Sécurité sociale – Expertise médicale – Délai

  • Forclusion : réclamation hors délai de l’assuré qui n’a pas accepté la lettre recommandée AR de la CPAM (Cass, 2eme, 13 février 2020, n°18-24.590, FS-P+B+I)

Une CPAM ayant décidé, le 29 août 2016, de cesser de régler des indemnités journalières à son assuré à compter du 14 août 2016, au motif qu’il était à nouveau apte à reprendre l’exercice d’une activité professionnelle, ce dernier sollicite une expertise médicale qui lui est refusée par la caisse en raison de la tardiveté de sa demande.

Il saisit alors d’un recours une juridiction de sécurité sociale, en soutenant ne pas avoir eu connaissance de la décision de la caisse avant que celle-ci lui soit remise en main propre, le 5 septembre 2016.

La Cour d’appel déboute l’assuré de sa demande et déclare son recours irrecevable, de sorte que l’assuré forme un pourvoi en cassation.

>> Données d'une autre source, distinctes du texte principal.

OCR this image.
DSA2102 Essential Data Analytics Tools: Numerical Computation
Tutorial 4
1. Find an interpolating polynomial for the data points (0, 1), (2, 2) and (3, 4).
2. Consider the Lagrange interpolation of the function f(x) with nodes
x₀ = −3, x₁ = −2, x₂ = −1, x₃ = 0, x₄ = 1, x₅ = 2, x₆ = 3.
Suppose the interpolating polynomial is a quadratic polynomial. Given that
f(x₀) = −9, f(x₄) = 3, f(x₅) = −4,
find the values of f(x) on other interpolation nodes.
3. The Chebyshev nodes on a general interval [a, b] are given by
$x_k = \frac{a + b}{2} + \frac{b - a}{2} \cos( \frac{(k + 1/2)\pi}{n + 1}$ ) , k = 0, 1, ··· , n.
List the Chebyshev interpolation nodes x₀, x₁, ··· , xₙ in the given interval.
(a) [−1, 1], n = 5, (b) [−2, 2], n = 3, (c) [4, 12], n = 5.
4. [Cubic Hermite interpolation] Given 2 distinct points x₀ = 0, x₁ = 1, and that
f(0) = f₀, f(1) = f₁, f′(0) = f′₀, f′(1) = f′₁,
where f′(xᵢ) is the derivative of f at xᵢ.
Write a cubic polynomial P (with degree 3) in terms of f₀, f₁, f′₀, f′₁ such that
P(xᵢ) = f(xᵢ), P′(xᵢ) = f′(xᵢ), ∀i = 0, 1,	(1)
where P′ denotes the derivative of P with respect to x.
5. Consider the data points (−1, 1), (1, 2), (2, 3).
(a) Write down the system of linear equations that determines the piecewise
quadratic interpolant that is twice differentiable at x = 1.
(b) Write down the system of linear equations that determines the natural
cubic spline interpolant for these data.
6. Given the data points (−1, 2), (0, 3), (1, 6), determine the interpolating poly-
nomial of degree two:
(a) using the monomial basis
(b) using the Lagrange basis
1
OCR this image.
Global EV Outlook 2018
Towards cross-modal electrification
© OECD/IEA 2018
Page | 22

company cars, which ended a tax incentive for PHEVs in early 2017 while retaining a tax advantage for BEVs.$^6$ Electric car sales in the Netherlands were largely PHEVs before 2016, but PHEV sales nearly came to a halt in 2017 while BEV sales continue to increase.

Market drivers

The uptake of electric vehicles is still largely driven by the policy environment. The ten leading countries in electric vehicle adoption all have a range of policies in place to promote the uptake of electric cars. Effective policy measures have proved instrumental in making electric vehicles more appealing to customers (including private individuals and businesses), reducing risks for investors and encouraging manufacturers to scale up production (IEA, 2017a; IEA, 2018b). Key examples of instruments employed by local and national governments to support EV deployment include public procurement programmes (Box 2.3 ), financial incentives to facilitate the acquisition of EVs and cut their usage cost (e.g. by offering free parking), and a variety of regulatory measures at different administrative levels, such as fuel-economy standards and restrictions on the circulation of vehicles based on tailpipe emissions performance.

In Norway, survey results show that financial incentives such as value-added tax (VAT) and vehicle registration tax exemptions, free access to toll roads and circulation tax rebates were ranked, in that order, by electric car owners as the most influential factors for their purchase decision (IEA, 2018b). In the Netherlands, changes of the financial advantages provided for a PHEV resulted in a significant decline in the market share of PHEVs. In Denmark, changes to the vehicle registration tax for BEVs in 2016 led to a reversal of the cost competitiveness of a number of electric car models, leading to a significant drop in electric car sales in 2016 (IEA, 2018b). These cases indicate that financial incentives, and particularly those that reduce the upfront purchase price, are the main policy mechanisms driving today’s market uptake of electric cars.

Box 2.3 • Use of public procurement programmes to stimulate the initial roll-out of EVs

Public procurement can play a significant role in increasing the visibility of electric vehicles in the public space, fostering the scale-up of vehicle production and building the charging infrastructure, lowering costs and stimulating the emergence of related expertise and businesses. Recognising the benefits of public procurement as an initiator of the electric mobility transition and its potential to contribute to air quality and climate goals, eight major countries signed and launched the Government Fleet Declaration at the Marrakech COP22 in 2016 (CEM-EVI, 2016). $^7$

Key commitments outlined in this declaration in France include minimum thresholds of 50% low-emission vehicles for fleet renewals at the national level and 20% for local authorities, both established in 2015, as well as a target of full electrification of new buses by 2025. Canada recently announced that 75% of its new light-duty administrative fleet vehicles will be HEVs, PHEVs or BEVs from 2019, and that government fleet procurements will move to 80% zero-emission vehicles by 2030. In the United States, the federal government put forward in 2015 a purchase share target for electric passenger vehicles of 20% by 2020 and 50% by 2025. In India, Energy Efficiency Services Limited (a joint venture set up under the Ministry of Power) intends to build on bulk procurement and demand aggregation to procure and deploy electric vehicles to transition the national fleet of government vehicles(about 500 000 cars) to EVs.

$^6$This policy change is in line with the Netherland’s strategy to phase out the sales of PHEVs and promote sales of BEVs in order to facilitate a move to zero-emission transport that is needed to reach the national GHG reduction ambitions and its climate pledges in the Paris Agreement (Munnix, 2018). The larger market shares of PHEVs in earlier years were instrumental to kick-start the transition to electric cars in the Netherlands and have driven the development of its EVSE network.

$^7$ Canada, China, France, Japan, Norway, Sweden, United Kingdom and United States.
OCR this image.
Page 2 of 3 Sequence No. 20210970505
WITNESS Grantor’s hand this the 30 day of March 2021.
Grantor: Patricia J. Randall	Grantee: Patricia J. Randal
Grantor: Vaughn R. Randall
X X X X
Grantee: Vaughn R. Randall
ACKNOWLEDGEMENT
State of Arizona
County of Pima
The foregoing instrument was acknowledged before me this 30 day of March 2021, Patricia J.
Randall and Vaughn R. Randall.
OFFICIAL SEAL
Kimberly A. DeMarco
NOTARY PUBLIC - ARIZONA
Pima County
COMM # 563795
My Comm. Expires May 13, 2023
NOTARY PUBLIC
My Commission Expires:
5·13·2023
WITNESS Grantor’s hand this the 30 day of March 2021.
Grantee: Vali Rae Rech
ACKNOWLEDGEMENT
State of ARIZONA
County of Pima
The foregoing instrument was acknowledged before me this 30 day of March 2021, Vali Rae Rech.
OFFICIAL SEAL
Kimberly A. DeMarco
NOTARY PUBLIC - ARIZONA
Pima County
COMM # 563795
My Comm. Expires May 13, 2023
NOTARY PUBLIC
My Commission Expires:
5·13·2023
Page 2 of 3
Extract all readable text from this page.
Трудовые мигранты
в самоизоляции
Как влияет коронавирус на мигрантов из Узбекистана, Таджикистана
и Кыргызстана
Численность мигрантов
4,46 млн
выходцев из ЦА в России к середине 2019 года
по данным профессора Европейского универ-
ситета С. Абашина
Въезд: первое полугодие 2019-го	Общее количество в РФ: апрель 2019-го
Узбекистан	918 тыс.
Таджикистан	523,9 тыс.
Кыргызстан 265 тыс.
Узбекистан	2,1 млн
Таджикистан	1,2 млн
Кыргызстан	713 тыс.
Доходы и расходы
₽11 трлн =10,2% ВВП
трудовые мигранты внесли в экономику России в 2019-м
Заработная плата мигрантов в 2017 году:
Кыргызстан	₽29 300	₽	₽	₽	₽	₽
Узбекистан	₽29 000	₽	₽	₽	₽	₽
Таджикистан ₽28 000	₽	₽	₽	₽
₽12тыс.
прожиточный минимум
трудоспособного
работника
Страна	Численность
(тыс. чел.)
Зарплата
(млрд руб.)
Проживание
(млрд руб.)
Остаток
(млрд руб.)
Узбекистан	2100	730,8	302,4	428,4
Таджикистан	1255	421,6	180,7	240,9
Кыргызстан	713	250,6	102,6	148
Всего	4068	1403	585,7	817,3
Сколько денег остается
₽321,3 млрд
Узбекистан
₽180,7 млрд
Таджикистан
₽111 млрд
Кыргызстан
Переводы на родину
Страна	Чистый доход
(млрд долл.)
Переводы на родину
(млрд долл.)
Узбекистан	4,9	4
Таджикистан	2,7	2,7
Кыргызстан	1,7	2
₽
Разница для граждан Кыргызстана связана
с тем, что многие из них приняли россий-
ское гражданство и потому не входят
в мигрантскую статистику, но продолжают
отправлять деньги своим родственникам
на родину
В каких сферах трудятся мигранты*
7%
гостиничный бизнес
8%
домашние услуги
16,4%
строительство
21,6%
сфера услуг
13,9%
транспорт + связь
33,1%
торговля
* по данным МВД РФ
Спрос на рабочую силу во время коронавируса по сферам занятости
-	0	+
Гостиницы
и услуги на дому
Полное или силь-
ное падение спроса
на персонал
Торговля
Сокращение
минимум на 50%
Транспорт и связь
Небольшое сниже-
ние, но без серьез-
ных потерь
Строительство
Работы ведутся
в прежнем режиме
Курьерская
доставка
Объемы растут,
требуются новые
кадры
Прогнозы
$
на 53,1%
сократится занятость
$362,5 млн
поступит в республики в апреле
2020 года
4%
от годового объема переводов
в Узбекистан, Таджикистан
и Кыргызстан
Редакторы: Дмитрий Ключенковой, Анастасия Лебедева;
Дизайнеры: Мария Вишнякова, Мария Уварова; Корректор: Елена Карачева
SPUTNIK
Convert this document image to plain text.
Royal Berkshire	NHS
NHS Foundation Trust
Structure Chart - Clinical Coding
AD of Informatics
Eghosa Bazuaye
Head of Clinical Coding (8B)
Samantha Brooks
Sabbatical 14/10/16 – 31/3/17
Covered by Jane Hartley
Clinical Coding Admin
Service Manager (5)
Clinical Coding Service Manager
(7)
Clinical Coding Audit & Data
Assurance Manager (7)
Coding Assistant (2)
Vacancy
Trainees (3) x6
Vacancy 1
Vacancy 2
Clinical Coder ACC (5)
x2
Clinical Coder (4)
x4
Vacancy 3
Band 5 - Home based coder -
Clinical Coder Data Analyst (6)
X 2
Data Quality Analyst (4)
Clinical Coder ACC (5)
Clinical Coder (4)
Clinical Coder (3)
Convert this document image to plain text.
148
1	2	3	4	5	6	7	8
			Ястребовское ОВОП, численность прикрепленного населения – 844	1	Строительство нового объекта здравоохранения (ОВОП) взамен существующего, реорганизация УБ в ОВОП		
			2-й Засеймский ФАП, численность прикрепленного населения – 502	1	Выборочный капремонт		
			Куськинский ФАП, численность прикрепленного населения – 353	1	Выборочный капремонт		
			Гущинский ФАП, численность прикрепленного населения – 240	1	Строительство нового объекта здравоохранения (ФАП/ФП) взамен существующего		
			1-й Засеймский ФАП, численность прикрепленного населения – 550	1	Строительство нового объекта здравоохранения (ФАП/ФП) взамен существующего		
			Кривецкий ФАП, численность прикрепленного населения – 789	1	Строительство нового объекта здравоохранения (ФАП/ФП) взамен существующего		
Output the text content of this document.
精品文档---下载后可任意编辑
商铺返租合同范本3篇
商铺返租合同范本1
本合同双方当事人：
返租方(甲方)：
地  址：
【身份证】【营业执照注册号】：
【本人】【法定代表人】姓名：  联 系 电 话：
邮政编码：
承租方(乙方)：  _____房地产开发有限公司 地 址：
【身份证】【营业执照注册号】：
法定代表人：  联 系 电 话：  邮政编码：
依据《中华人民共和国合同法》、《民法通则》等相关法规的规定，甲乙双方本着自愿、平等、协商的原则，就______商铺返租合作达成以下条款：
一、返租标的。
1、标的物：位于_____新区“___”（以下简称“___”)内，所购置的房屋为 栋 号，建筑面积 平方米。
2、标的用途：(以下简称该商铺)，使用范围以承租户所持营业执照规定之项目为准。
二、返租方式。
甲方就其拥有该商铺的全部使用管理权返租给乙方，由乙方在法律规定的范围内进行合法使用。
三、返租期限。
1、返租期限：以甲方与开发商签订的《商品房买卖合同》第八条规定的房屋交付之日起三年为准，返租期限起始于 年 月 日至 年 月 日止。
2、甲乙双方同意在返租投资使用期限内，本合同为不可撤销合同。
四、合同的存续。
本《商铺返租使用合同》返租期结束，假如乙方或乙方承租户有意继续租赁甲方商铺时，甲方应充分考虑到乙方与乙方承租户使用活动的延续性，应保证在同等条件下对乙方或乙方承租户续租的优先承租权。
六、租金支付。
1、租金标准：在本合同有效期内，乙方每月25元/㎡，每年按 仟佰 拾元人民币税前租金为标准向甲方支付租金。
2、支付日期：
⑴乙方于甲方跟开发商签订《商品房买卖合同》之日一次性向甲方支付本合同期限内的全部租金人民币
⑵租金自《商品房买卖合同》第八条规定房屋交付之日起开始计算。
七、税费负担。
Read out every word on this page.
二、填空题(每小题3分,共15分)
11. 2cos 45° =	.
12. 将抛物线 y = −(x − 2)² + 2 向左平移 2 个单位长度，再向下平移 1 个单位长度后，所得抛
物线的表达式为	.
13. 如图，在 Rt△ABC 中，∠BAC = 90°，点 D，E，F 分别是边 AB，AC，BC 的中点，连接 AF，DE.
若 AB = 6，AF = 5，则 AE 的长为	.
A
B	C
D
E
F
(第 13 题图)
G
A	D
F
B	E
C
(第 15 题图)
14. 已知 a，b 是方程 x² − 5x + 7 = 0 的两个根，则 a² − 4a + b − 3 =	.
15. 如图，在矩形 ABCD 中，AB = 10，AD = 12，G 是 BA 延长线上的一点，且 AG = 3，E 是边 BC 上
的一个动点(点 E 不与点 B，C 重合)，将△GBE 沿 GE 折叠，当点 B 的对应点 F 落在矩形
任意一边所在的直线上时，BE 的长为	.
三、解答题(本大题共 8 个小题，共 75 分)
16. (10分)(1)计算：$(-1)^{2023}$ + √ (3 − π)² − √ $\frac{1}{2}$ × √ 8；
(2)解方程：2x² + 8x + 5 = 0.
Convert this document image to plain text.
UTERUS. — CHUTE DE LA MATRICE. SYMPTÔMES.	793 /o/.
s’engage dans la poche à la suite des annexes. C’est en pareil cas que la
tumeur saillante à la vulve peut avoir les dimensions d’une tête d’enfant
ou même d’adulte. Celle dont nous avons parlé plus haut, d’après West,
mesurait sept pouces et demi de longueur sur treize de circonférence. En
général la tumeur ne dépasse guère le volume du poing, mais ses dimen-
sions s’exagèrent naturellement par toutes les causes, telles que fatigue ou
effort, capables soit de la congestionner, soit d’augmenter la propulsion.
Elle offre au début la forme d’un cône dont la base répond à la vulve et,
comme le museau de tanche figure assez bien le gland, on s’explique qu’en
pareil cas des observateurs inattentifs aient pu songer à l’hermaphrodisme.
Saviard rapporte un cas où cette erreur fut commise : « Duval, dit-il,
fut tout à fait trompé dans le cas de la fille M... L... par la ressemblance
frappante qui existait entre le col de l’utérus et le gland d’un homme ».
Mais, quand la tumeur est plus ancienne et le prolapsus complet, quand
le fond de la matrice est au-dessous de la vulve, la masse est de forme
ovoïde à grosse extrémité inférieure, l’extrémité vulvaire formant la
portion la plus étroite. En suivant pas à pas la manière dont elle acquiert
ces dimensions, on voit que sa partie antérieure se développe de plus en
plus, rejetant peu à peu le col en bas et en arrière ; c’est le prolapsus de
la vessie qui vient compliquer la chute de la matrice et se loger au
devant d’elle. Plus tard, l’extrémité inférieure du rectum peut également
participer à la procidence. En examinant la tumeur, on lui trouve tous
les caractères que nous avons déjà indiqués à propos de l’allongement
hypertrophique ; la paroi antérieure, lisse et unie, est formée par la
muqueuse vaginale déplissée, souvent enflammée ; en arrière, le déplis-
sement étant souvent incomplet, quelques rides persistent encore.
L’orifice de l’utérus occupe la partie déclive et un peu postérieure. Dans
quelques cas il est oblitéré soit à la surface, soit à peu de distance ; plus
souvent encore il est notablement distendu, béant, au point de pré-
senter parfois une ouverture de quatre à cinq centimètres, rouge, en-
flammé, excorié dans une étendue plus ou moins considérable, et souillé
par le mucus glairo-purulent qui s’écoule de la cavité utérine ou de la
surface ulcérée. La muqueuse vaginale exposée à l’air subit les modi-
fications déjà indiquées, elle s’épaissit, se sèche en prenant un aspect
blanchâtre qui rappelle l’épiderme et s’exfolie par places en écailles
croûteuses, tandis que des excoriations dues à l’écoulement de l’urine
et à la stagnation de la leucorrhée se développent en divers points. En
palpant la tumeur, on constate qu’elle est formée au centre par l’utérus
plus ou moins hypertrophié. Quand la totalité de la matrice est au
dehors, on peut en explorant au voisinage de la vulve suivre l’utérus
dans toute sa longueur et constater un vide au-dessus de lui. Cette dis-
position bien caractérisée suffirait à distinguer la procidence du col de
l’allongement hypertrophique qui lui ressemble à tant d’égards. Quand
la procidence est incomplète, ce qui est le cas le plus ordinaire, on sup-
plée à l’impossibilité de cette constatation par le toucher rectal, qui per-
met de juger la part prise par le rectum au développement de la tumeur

La Cour de cassation rejette le pourvoi, au visa de l’article R.315-1-3 alinéa 1er du Code de la sécurité sociale, en rappelant que c’est par une appréciation souveraine des éléments de fait et de preuve soumis à son examen que la Cour d’appel a constaté que la caisse produisait la copie de l’avis de réception du recommandé sur lequel il était précisé que le destinataire avait été avisé, le 1er août 2016, et ayant fait ressortir qu’il n’était pas établi que du courrier ne pouvait pas être déposé dans sa boîte aux lettres, et a donc pu en déduire que l’assuré a été informé à cette date de la décision en litige et des recours dont il disposait, de sorte que sa contestation présentée le 27 septembre 2016 est irrecevable comme étant hors délai.